If a wave, when it is refracted, speeds up, it bends __ the normal. This happens when the second medium is __ than the first.
Away from.
What happens to the wavelength and frequency of a wave when it is refracted?
The wavelength changes, but the frequency remains the same.
In what circumstances is a wave transmitted without also being refracted?
If a wave travels along the normal of a surface, it will hit the boundary of a new medium face on, so it carries on in the same direction (but at an altered speed, if the new medium is of a different density than the last).
Draw a ray diagram to show refraction where the second medium is optically denser than the first.
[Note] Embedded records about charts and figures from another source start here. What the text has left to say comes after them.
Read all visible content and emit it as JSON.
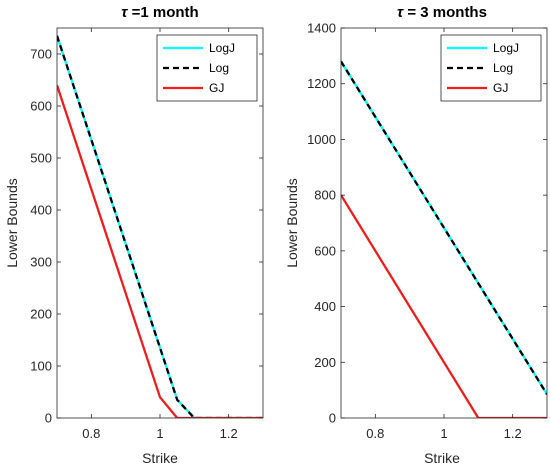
{
  "colors": {
    "LogJ": "#00ffff",
    "Log": "#000000",
    "GJ": "#ee1c1c",
    "axis": "#262626"
  },
  "chart_data": [
    {
      "type": "line",
      "title_symbol": "τ",
      "title_text": " =1 month",
      "xlabel": "Strike",
      "ylabel": "Lower Bounds",
      "xlim": [
        0.7,
        1.3
      ],
      "ylim": [
        0,
        750
      ],
      "xticks": [
        0.8,
        1,
        1.2
      ],
      "xtick_labels": [
        "0.8",
        "1",
        "1.2"
      ],
      "yticks": [
        0,
        100,
        200,
        300,
        400,
        500,
        600,
        700
      ],
      "ytick_labels": [
        "0",
        "100",
        "200",
        "300",
        "400",
        "500",
        "600",
        "700"
      ],
      "legend_position": "top-right",
      "grid": false,
      "series": [
        {
          "name": "LogJ",
          "style": "solid",
          "x": [
            0.7,
            1.05,
            1.1,
            1.3
          ],
          "y": [
            735,
            35,
            0,
            0
          ]
        },
        {
          "name": "Log",
          "style": "dashed",
          "x": [
            0.7,
            1.05,
            1.1,
            1.3
          ],
          "y": [
            735,
            35,
            0,
            0
          ]
        },
        {
          "name": "GJ",
          "style": "solid",
          "x": [
            0.7,
            1.0,
            1.05,
            1.3
          ],
          "y": [
            640,
            40,
            0,
            0
          ]
        }
      ]
    },
    {
      "type": "line",
      "title_symbol": "τ",
      "title_text": " = 3 months",
      "xlabel": "Strike",
      "ylabel": "Lower Bounds",
      "xlim": [
        0.7,
        1.3
      ],
      "ylim": [
        0,
        1400
      ],
      "xticks": [
        0.8,
        1,
        1.2
      ],
      "xtick_labels": [
        "0.8",
        "1",
        "1.2"
      ],
      "yticks": [
        0,
        200,
        400,
        600,
        800,
        1000,
        1200,
        1400
      ],
      "ytick_labels": [
        "0",
        "200",
        "400",
        "600",
        "800",
        "1000",
        "1200",
        "1400"
      ],
      "legend_position": "top-right",
      "grid": false,
      "series": [
        {
          "name": "LogJ",
          "style": "solid",
          "x": [
            0.7,
            1.3
          ],
          "y": [
            1280,
            85
          ]
        },
        {
          "name": "Log",
          "style": "dashed",
          "x": [
            0.7,
            1.3
          ],
          "y": [
            1280,
            85
          ]
        },
        {
          "name": "GJ",
          "style": "solid",
          "x": [
            0.7,
            1.1,
            1.3
          ],
          "y": [
            800,
            0,
            0
          ]
        }
      ]
    }
  ]
}
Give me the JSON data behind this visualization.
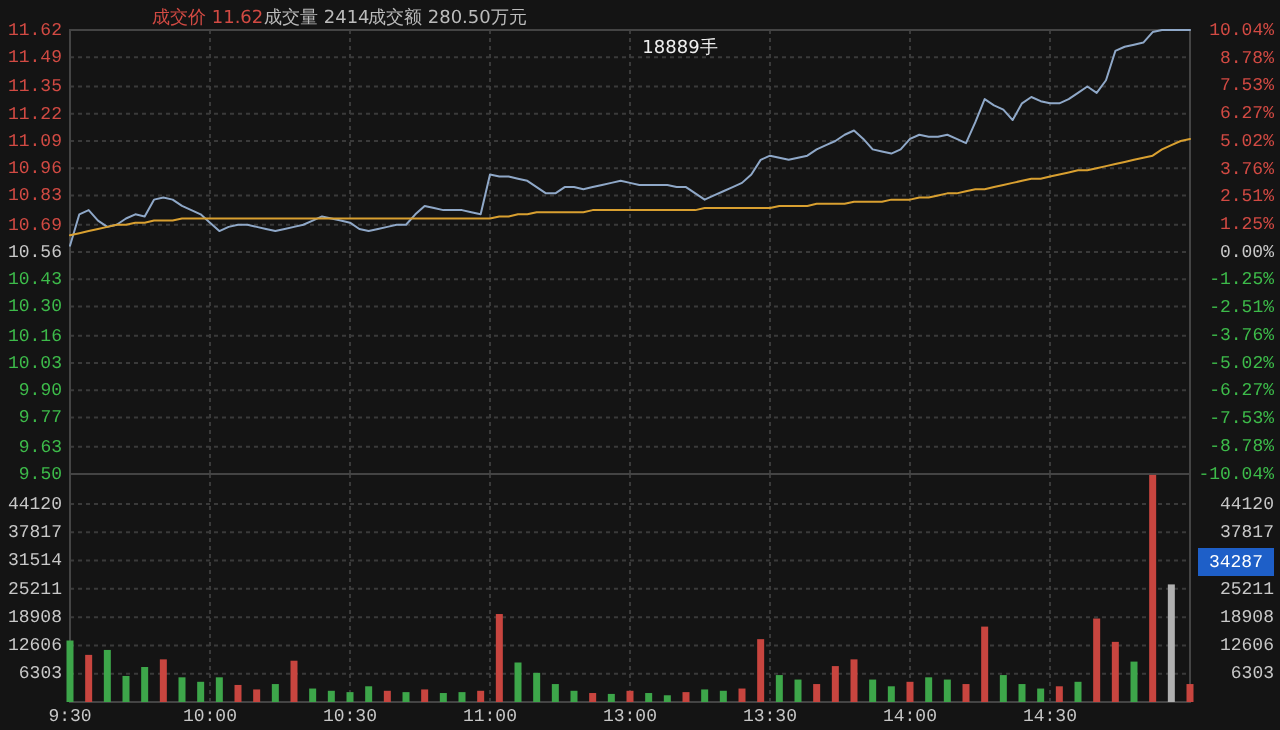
{
  "chart_data": [
    {
      "type": "line",
      "grid": true,
      "tick_labels": "y",
      "annotations": [
        "成交价 11.62",
        "成交量 2414",
        "成交额 280.50万元",
        "18889手"
      ],
      "categories": [
        null,
        null,
        null,
        null,
        null,
        null,
        null,
        null,
        null,
        null,
        null,
        null,
        null,
        null,
        null,
        null,
        null,
        null,
        null,
        null,
        null,
        null,
        null,
        null,
        null,
        null,
        null,
        null,
        null,
        null,
        null,
        null,
        null,
        null,
        null,
        null,
        null,
        null,
        null,
        null,
        null,
        null,
        null,
        null,
        null,
        null,
        null,
        null,
        null,
        null,
        null,
        null,
        null,
        null,
        null,
        null,
        null,
        null,
        null,
        null,
        null,
        null,
        null,
        null,
        null,
        null,
        null,
        null,
        null,
        null,
        null,
        null,
        null,
        null,
        null,
        null,
        null,
        null,
        null,
        null,
        null,
        null,
        null,
        null,
        null,
        null,
        null,
        null,
        null,
        null,
        null,
        null,
        null,
        null,
        null,
        null,
        null,
        null,
        null,
        null,
        null,
        null,
        null,
        null,
        null,
        null,
        null,
        null,
        null,
        null,
        null,
        null,
        null,
        null,
        null,
        null,
        null,
        null,
        null,
        null,
        null
      ],
      "ylim": [
        9.5,
        11.62
      ],
      "yticks": [
        11.62,
        11.49,
        11.35,
        11.22,
        11.09,
        10.96,
        10.83,
        10.69,
        10.56,
        10.43,
        {
          "value": 10.3,
          "label": "10.30"
        },
        10.16,
        10.03,
        {
          "value": 9.9,
          "label": "9.90"
        },
        9.77,
        9.63,
        {
          "value": 9.5,
          "label": "9.50"
        }
      ],
      "y2lim": [
        -10.04,
        10.04
      ],
      "y2ticks": [
        {
          "value": 10.04,
          "label": "10.04%"
        },
        {
          "value": 8.78,
          "label": "8.78%"
        },
        {
          "value": 7.53,
          "label": "7.53%"
        },
        {
          "value": 6.27,
          "label": "6.27%"
        },
        {
          "value": 5.02,
          "label": "5.02%"
        },
        {
          "value": 3.76,
          "label": "3.76%"
        },
        {
          "value": 2.51,
          "label": "2.51%"
        },
        {
          "value": 1.25,
          "label": "1.25%"
        },
        {
          "value": 0,
          "label": "0.00%"
        },
        {
          "value": -1.25,
          "label": "-1.25%"
        },
        {
          "value": -2.51,
          "label": "-2.51%"
        },
        {
          "value": -3.76,
          "label": "-3.76%"
        },
        {
          "value": -5.02,
          "label": "-5.02%"
        },
        {
          "value": -6.27,
          "label": "-6.27%"
        },
        {
          "value": -7.53,
          "label": "-7.53%"
        },
        {
          "value": -8.78,
          "label": "-8.78%"
        },
        {
          "value": -10.04,
          "label": "-10.04%"
        }
      ],
      "series": [
        {
          "color": "#8fa8c8",
          "values": [
            10.59,
            10.74,
            10.76,
            10.71,
            10.68,
            10.69,
            10.72,
            10.74,
            10.73,
            10.81,
            10.82,
            10.81,
            10.78,
            10.76,
            10.74,
            10.7,
            10.66,
            10.68,
            10.69,
            10.69,
            10.68,
            10.67,
            10.66,
            10.67,
            10.68,
            10.69,
            10.71,
            10.73,
            10.72,
            10.71,
            10.7,
            10.67,
            10.66,
            10.67,
            10.68,
            10.69,
            10.69,
            10.74,
            10.78,
            10.77,
            10.76,
            10.76,
            10.76,
            10.75,
            10.74,
            10.93,
            10.92,
            10.92,
            10.91,
            10.9,
            10.87,
            10.84,
            10.84,
            10.87,
            10.87,
            10.86,
            10.87,
            10.88,
            10.89,
            10.9,
            10.89,
            10.88,
            10.88,
            10.88,
            10.88,
            10.87,
            10.87,
            10.84,
            10.81,
            10.83,
            10.85,
            10.87,
            10.89,
            10.93,
            11.0,
            11.02,
            11.01,
            11.0,
            11.01,
            11.02,
            11.05,
            11.07,
            11.09,
            11.12,
            11.14,
            11.1,
            11.05,
            11.04,
            11.03,
            11.05,
            11.1,
            11.12,
            11.11,
            11.11,
            11.12,
            11.1,
            11.08,
            11.18,
            11.29,
            11.26,
            11.24,
            11.19,
            11.27,
            11.3,
            11.28,
            11.27,
            11.27,
            11.29,
            11.32,
            11.35,
            11.32,
            11.38,
            11.52,
            11.54,
            11.55,
            11.56,
            11.61,
            11.62,
            11.62,
            11.62,
            11.62
          ]
        },
        {
          "color": "#d9a030",
          "values": [
            10.64,
            10.65,
            10.66,
            10.67,
            10.68,
            10.69,
            10.69,
            10.7,
            10.7,
            10.71,
            10.71,
            10.71,
            10.72,
            10.72,
            10.72,
            10.72,
            10.72,
            10.72,
            10.72,
            10.72,
            10.72,
            10.72,
            10.72,
            10.72,
            10.72,
            10.72,
            10.72,
            10.72,
            10.72,
            10.72,
            10.72,
            10.72,
            10.72,
            10.72,
            10.72,
            10.72,
            10.72,
            10.72,
            10.72,
            10.72,
            10.72,
            10.72,
            10.72,
            10.72,
            10.72,
            10.72,
            10.73,
            10.73,
            10.74,
            10.74,
            10.75,
            10.75,
            10.75,
            10.75,
            10.75,
            10.75,
            10.76,
            10.76,
            10.76,
            10.76,
            10.76,
            10.76,
            10.76,
            10.76,
            10.76,
            10.76,
            10.76,
            10.76,
            10.77,
            10.77,
            10.77,
            10.77,
            10.77,
            10.77,
            10.77,
            10.77,
            10.78,
            10.78,
            10.78,
            10.78,
            10.79,
            10.79,
            10.79,
            10.79,
            10.8,
            10.8,
            10.8,
            10.8,
            10.81,
            10.81,
            10.81,
            10.82,
            10.82,
            10.83,
            10.84,
            10.84,
            10.85,
            10.86,
            10.86,
            10.87,
            10.88,
            10.89,
            10.9,
            10.91,
            10.91,
            10.92,
            10.93,
            10.94,
            10.95,
            10.95,
            10.96,
            10.97,
            10.98,
            10.99,
            11.0,
            11.01,
            11.02,
            11.05,
            11.07,
            11.09,
            11.1
          ]
        }
      ]
    },
    {
      "type": "bar",
      "grid": true,
      "annotations": [
        "34287"
      ],
      "categories": [
        "9:30",
        null,
        null,
        null,
        null,
        null,
        null,
        null,
        null,
        null,
        null,
        null,
        null,
        null,
        null,
        "10:00",
        null,
        null,
        null,
        null,
        null,
        null,
        null,
        null,
        null,
        null,
        null,
        null,
        null,
        null,
        "10:30",
        null,
        null,
        null,
        null,
        null,
        null,
        null,
        null,
        null,
        null,
        null,
        null,
        null,
        null,
        "11:00",
        null,
        null,
        null,
        null,
        null,
        null,
        null,
        null,
        null,
        null,
        null,
        null,
        null,
        null,
        "13:00",
        null,
        null,
        null,
        null,
        null,
        null,
        null,
        null,
        null,
        null,
        null,
        null,
        null,
        null,
        "13:30",
        null,
        null,
        null,
        null,
        null,
        null,
        null,
        null,
        null,
        null,
        null,
        null,
        null,
        null,
        "14:00",
        null,
        null,
        null,
        null,
        null,
        null,
        null,
        null,
        null,
        null,
        null,
        null,
        null,
        null,
        "14:30",
        null,
        null,
        null,
        null,
        null,
        null,
        null,
        null,
        null,
        null,
        null,
        null,
        null,
        null,
        null
      ],
      "ylim": [
        0,
        50800
      ],
      "yticks": [
        44120,
        37817,
        31514,
        25211,
        18908,
        12606,
        6303
      ],
      "y2lim": [
        0,
        50800
      ],
      "y2ticks": [
        44120,
        37817,
        25211,
        18908,
        12606,
        6303
      ],
      "values": [
        13700,
        null,
        10500,
        null,
        11600,
        null,
        5800,
        null,
        7800,
        null,
        9500,
        null,
        5500,
        null,
        4500,
        null,
        5500,
        null,
        3800,
        null,
        2800,
        null,
        4000,
        null,
        9200,
        null,
        3000,
        null,
        2500,
        null,
        2200,
        null,
        3500,
        null,
        2500,
        null,
        2200,
        null,
        2800,
        null,
        2000,
        null,
        2200,
        null,
        2500,
        null,
        19600,
        null,
        8800,
        null,
        6500,
        null,
        4000,
        null,
        2500,
        null,
        2000,
        null,
        1800,
        null,
        2500,
        null,
        2000,
        null,
        1500,
        null,
        2200,
        null,
        2800,
        null,
        2500,
        null,
        3000,
        null,
        14000,
        null,
        6000,
        null,
        5000,
        null,
        4000,
        null,
        8000,
        null,
        9500,
        null,
        5000,
        null,
        3500,
        null,
        4500,
        null,
        5500,
        null,
        5000,
        null,
        4000,
        null,
        16800,
        null,
        6000,
        null,
        4000,
        null,
        3000,
        null,
        3500,
        null,
        4500,
        null,
        18600,
        null,
        13400,
        null,
        9000,
        null,
        50600,
        null,
        26200,
        null,
        4000
      ],
      "colors": [
        "#3da64a",
        null,
        "#c8453f",
        null,
        "#3da64a",
        null,
        "#3da64a",
        null,
        "#3da64a",
        null,
        "#c8453f",
        null,
        "#3da64a",
        null,
        "#3da64a",
        null,
        "#3da64a",
        null,
        "#c8453f",
        null,
        "#c8453f",
        null,
        "#3da64a",
        null,
        "#c8453f",
        null,
        "#3da64a",
        null,
        "#3da64a",
        null,
        "#3da64a",
        null,
        "#3da64a",
        null,
        "#c8453f",
        null,
        "#3da64a",
        null,
        "#c8453f",
        null,
        "#3da64a",
        null,
        "#3da64a",
        null,
        "#c8453f",
        null,
        "#c8453f",
        null,
        "#3da64a",
        null,
        "#3da64a",
        null,
        "#3da64a",
        null,
        "#3da64a",
        null,
        "#c8453f",
        null,
        "#3da64a",
        null,
        "#c8453f",
        null,
        "#3da64a",
        null,
        "#3da64a",
        null,
        "#c8453f",
        null,
        "#3da64a",
        null,
        "#3da64a",
        null,
        "#c8453f",
        null,
        "#c8453f",
        null,
        "#3da64a",
        null,
        "#3da64a",
        null,
        "#c8453f",
        null,
        "#c8453f",
        null,
        "#c8453f",
        null,
        "#3da64a",
        null,
        "#3da64a",
        null,
        "#c8453f",
        null,
        "#3da64a",
        null,
        "#3da64a",
        null,
        "#c8453f",
        null,
        "#c8453f",
        null,
        "#3da64a",
        null,
        "#3da64a",
        null,
        "#3da64a",
        null,
        "#c8453f",
        null,
        "#3da64a",
        null,
        "#c8453f",
        null,
        "#c8453f",
        null,
        "#3da64a",
        null,
        "#c8453f",
        null,
        "#b0b0b0",
        null,
        "#c8453f"
      ]
    }
  ]
}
How would you measure the speed of waves in a ripple tank? Why would this setup be suitable for investigating waves?
- Attach a signal generator to a dipper rod on the tank.
- Dim the lights and turn on the lamp so that the wave crests create shadows on the screen below the tank.
- The distance between each shadow line is one wavelength, so measure the distance between 10 and divide by 10 to find the average wavelength.
- Use s = fλ to find the speed.
This is suitable for investigating waves because it allows you to measure the wavelength without disturbing the waves.
The following method can be used to create water waves of a specific frequency in a ripple tank:
Attach a signal generator to a dipper rod on a ripple tank. Turn on the lamp so that the wave crests create shadows on the screen below the tank. Measure the distance between the shadows of the wave crests to find the average wavelength. Use s = fλ to find the wave speed.
What would be the greatest source of error for this investigation? Suggest 2 methods to ensure the validity of the results.
- Random human error in measurement.
- You could take more measurements and find a mean, or you could dim the lights so that the shadows are easier to make out.
Practical:
Plan an investigation to find the speed of waves produced across a taut length of string.
- Create a “tightrope” by attaching a piece of string on one end to a vibration transducer, and on the other to a pulley and weight (see diagram).
- Attach a signal generator to the transducer, then turn on the generator. The string will start vibrating.
- Adjust the frequency of the signal generator until one whole wavelength fits exactly on the string.
- Measure the length of the string to find the wavelength.
- Find the speed of the wave using v = f λ. The frequency is whatever the signal generator is set to.
- Repeat this process, setting the generator so that different numbers of full wavelengths fit along the string. Calculate the speed - should be the same.
Practical:
Plan an experiment to investigate the refraction of light by different substances.
- Do the experiment in a dim room.
- Place a transparent block onto a piece of paper and trace around it.
- Use a ray box or laser to direct a ray of light at the middle of one of the block’s faces.
- Use a ruler to trace the incident and emerging rays.
- Join them up to show the path of the refracted ray through the block.
- Draw the normal to the point where the indicent ray entered the block.
- Use a protractor to measure the angle of incidence and angle of refraction.
- Repeat this process with blocks of different materials, keeping the angle of incidence constant throughout.
- You should find that the angle of refraction is smaller for more optically dense materials.